A sense of camaraderie and love filled the air as hundreds prepared their final goodbyes.
“Obviously to other people he was many things. To me, he was dad,” said son Justin Painter. “Heroes get remembered, but legends never die.”
Many who took the podium say he was an enemy to none and a friend to all. Those who love him say he lived by the motto: God, family, country.
“The minute Gary Painter took his last breath on this earth, he was in Heaven,” said Chaplain of the Midland County Sheriff’s Office, Mark Henry. “Surrounded by all the heavenly angels, and Jesus stepping forward, wrapping his arms around Sheriff Gary Painter, and looking at him and saying, ‘Well done.'”
Fellow officers shared stories of Painter’s unconditional love for law enforcement. They also spoke of the lives he has touched along the way.

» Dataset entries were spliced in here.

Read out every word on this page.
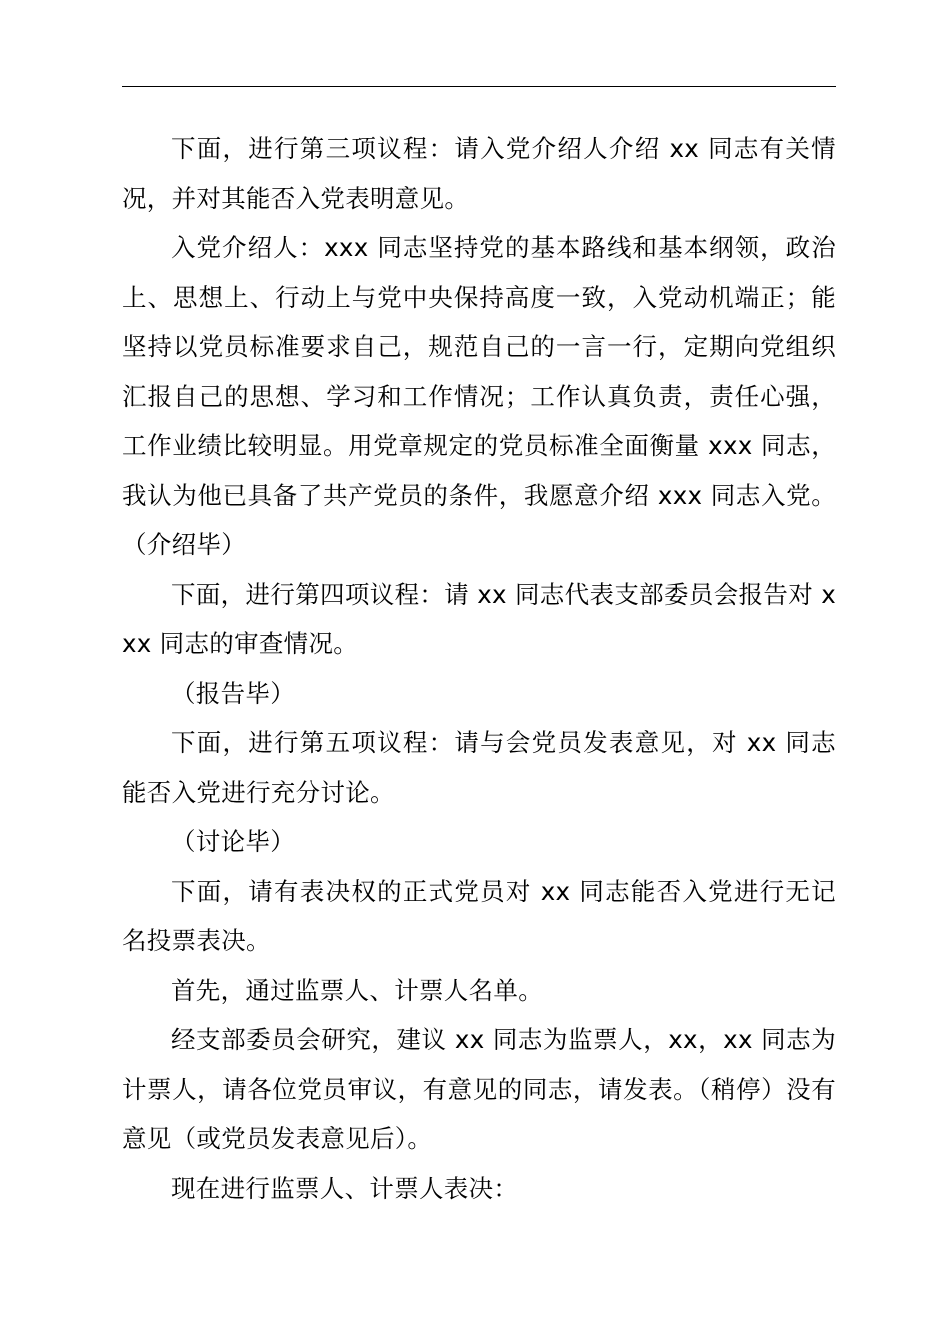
下面，进行第三项议程：请入党介绍人介绍 xx 同志有关情况，并对其能否入党表明意见。

入党介绍人：xxx 同志坚持党的基本路线和基本纲领，政治上、思想上、行动上与党中央保持高度一致，入党动机端正；能坚持以党员标准要求自己，规范自己的一言一行，定期向党组织汇报自己的思想、学习和工作情况；工作认真负责，责任心强，工作业绩比较明显。用党章规定的党员标准全面衡量 xxx 同志，我认为他已具备了共产党员的条件，我愿意介绍 xxx 同志入党。（介绍毕）

下面，进行第四项议程：请 xx 同志代表支部委员会报告对 xxx 同志的审查情况。

（报告毕）

下面，进行第五项议程：请与会党员发表意见，对 xx 同志能否入党进行充分讨论。

（讨论毕）

下面，请有表决权的正式党员对 xx 同志能否入党进行无记名投票表决。

首先，通过监票人、计票人名单。

经支部委员会研究，建议 xx 同志为监票人，xx，xx 同志为计票人，请各位党员审议，有意见的同志，请发表。（稍停）没有意见（或党员发表意见后）。

现在进行监票人、计票人表决：
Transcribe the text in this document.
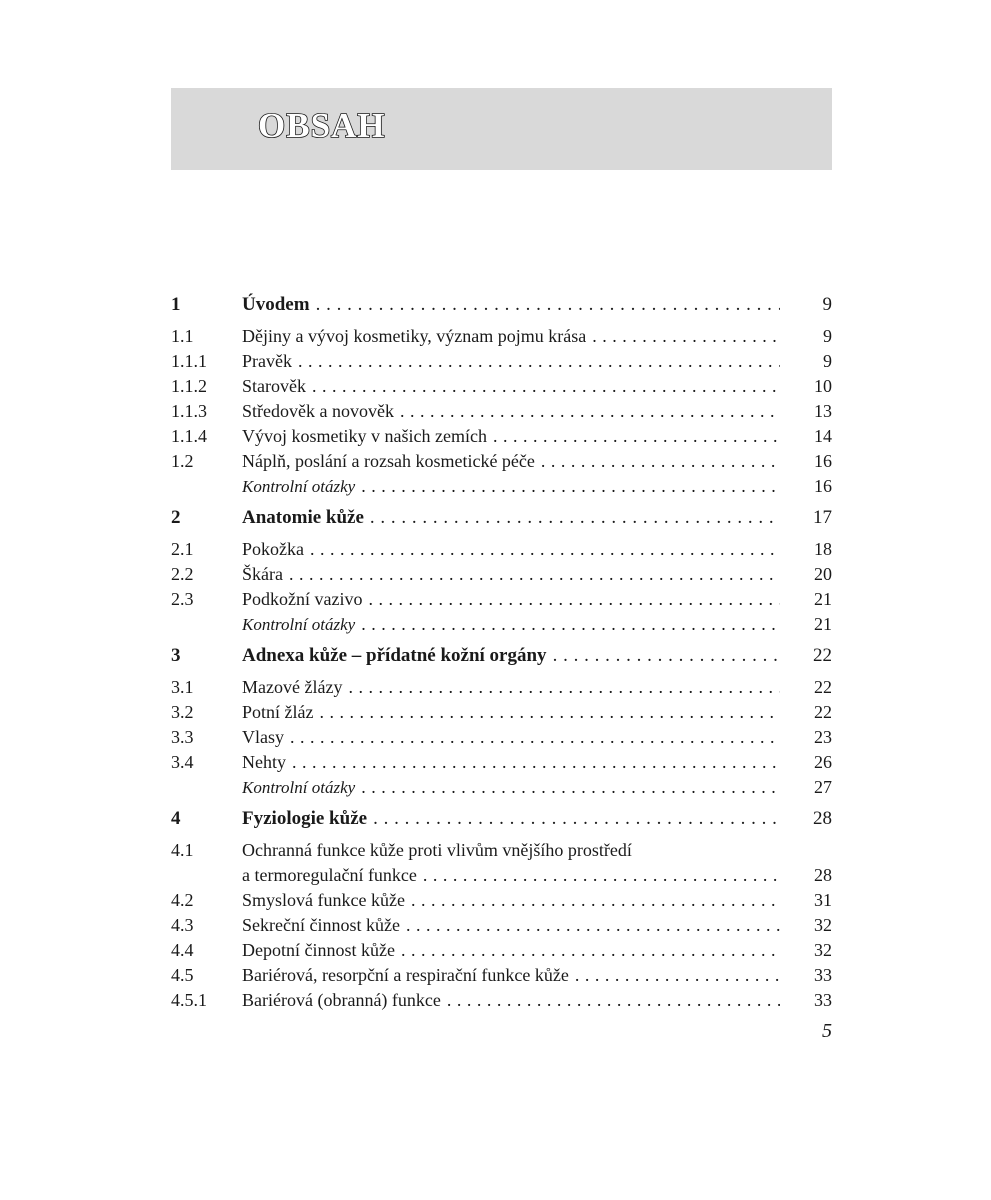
OBSAH
1	Úvodem . . .	9
1.1	Dějiny a vývoj kosmetiky, význam pojmu krása . . .	9
1.1.1 Pravěk . . .	9
1.1.2 Starověk . . .	10
1.1.3 Středověk a novověk . . .	13
1.1.4 Vývoj kosmetiky v našich zemích . . .	14
1.2	Náplň, poslání a rozsah kosmetické péče . . .	16
Kontrolní otázky . . .	16
2	Anatomie kůže . . .	17
2.1	Pokožka . . .	18
2.2	Škára . . .	20
2.3	Podkožní vazivo . . .	21
Kontrolní otázky . . .	21
3	Adnexa kůže – přídatné kožní orgány . . .	22
3.1	Mazové žlázy . . .	22
3.2	Potní žláz . . .	22
3.3	Vlasy . . .	23
3.4	Nehty . . .	26
Kontrolní otázky . . .	27
4	Fyziologie kůže . . .	28
4.1	Ochranná funkce kůže proti vlivům vnějšího prostředí
a termoregulační funkce . . .	28
4.2	Smyslová funkce kůže . . .	31
4.3	Sekreční činnost kůže . . .	32
4.4	Depotní činnost kůže . . .	32
4.5	Bariérová, resorpční a respirační funkce kůže . . .	33
4.5.1 Bariérová (obranná) funkce . . .	33
5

“The Sheriff said he was very confident that when he passes away, that he would go to heaven,” explained Chief Deputy, Rory McKinney. “After he said that, he sat there is silence for a couple of minutes and said, you know, come to think of it, I may have done a couple of questionable things when I was younger.”
There were laughter, and there were tears.
“And I wish, ladies and gentleman, that I had the confidence to call him my friend, but legends are not meant for such familiarity,” said Chief Seth Herman of Midland Police Department. He says his father and Sheriff Gary Painter have been role models in his life. He stated they were, “cut from the same cloth.”
Later, Midland County Judge, Terry Johnson, took to the stage.
“For someone who has given so much to the Lord, his country, his community, and his family… Rest easy now, Sheriff Gary Painter. We’ll take it from here.”
And with the last song, and the last prayer, came Sheriff Gary Painter’s last radio call.